Strategische Sequenzierung (Strategic Sequencing)
The art of implementing changes in the right order — because in complex systems, sequence determines success.
Strategic sequencing refers to the deliberate decision about the order in which changes, initiatives, or strategic measures are implemented. It is based on the insight that in complex systems, not only the what and the why determine success but significantly also the when and in-what-order. The same measures can — depending on sequence — have transformative impact or fizzle out without effect. Organizations that start everything simultaneously because they consider everything equally urgent confuse parallelism with speed.
Strategic Relevance
Sequencing’s strategic significance becomes particularly clear in transformations. Those who change organizational structure before strategic direction is clarified create structural facts without strategic foundation. The order is not a detail question of implementation planning — it is a strategic fundamental decision.
Responsive strategy and sequencing are interdependent: a strategy that should be adaptable must be sequentially designed so that learning loops are possible between steps.
Common Misconceptions
The most widespread misconception: sequencing is a sign of lacking ambition. The opposite is true — it is an expression of strategic maturity. Second misconception: the right sequence follows from content logic alone. In reality, at least three factors determine the optimal sequence: content dependencies, organizational change capacity, and political enforceability. Third, sequencing is often misunderstood as a rigid plan.
Decision Architecture Perspective
Strategically, sequencing demands specific capabilities: recognizing dependencies between initiatives, evaluating between sequence steps, and organizationally enforcing sequence decisions.

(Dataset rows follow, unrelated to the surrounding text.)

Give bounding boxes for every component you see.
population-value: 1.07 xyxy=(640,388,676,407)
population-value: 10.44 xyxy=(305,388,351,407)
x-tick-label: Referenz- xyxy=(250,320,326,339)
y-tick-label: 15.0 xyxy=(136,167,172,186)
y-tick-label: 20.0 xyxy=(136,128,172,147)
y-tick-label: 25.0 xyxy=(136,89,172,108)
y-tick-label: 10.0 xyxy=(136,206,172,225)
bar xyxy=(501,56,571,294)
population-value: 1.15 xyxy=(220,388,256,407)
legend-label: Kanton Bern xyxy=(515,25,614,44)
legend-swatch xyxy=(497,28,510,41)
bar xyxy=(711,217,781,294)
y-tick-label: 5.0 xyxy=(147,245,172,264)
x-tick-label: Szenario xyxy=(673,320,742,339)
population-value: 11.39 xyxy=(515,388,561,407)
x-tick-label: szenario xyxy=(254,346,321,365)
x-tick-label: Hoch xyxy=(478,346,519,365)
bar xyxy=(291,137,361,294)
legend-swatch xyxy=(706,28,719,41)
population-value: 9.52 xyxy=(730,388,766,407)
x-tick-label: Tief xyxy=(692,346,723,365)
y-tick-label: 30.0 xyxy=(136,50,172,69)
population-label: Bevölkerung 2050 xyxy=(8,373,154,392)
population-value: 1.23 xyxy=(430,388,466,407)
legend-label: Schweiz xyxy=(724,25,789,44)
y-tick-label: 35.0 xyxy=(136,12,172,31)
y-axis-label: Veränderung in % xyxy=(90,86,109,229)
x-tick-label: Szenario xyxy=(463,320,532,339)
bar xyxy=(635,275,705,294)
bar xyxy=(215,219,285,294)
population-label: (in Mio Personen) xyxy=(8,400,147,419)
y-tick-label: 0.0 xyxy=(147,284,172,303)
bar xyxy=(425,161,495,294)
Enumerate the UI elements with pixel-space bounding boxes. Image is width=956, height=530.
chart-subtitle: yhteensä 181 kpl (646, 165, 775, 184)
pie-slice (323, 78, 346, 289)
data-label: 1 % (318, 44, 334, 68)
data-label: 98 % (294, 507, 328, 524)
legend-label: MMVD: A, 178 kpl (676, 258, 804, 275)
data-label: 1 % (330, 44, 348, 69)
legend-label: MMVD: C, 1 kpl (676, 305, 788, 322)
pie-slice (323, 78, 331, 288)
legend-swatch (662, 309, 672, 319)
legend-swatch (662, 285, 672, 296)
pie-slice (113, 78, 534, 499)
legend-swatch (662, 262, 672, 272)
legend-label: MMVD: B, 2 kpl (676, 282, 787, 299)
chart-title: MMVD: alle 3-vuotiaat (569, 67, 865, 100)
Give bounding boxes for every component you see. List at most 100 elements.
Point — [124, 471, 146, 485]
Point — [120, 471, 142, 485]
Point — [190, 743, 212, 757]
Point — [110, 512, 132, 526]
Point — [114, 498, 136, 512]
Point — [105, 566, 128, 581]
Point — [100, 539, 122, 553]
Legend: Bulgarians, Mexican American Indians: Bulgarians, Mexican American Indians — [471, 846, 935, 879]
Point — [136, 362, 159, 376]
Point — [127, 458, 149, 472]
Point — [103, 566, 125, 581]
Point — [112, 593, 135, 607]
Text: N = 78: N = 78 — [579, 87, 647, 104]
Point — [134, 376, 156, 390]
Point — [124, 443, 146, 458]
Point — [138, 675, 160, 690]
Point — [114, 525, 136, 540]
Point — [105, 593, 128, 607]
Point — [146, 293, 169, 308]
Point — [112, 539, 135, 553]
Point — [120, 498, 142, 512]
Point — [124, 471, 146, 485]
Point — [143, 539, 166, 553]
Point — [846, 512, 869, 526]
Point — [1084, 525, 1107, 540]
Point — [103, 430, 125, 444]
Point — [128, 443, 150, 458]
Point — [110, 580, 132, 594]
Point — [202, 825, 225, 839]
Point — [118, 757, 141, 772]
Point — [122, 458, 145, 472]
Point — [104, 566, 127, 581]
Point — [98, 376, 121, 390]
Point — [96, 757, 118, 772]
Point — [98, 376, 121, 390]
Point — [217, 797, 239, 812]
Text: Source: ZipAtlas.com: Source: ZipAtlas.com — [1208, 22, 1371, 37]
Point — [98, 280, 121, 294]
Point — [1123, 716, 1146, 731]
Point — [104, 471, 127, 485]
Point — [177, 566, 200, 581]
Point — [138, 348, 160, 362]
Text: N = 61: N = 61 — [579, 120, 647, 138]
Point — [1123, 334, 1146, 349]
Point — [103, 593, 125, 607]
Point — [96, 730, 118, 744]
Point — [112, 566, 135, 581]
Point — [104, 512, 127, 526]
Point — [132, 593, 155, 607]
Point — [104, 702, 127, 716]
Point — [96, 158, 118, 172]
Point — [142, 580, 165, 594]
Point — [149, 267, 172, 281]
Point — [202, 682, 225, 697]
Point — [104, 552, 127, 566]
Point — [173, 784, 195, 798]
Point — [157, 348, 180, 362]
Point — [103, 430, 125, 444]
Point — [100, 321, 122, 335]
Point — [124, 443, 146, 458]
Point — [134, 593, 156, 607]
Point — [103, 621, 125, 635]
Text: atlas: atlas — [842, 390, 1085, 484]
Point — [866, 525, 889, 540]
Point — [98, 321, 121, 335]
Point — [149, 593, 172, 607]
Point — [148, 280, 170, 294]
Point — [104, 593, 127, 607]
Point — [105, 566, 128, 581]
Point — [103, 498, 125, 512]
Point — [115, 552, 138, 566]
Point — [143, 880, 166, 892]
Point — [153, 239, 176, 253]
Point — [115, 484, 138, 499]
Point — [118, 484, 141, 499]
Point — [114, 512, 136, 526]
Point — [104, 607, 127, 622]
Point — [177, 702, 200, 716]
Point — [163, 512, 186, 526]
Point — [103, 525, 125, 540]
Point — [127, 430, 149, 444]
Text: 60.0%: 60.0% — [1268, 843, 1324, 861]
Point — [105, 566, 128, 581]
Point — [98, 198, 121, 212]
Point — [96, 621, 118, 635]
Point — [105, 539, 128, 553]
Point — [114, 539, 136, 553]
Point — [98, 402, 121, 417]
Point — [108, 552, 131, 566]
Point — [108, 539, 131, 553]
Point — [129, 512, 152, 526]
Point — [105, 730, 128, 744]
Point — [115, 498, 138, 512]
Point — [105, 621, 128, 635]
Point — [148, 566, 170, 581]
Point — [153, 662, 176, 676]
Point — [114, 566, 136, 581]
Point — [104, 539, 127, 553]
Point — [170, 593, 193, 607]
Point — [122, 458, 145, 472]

The portfolio logic provides the steering framework for sequencing at portfolio level. Decision rights are also central here: who decides on the sequence?
Distinction
Strategic sequencing is not a project plan. It is also not identical with roadmapping. Roadmaps suggest a linear progression. Strategic sequencing is more adaptive: it defines the next step, evaluates its result, and then decides on the one after.
In organizations that wisely sequence their transformation efforts, an effect emerges that is unachievable through mere parallelization: cumulative progress, where each step makes the next easier.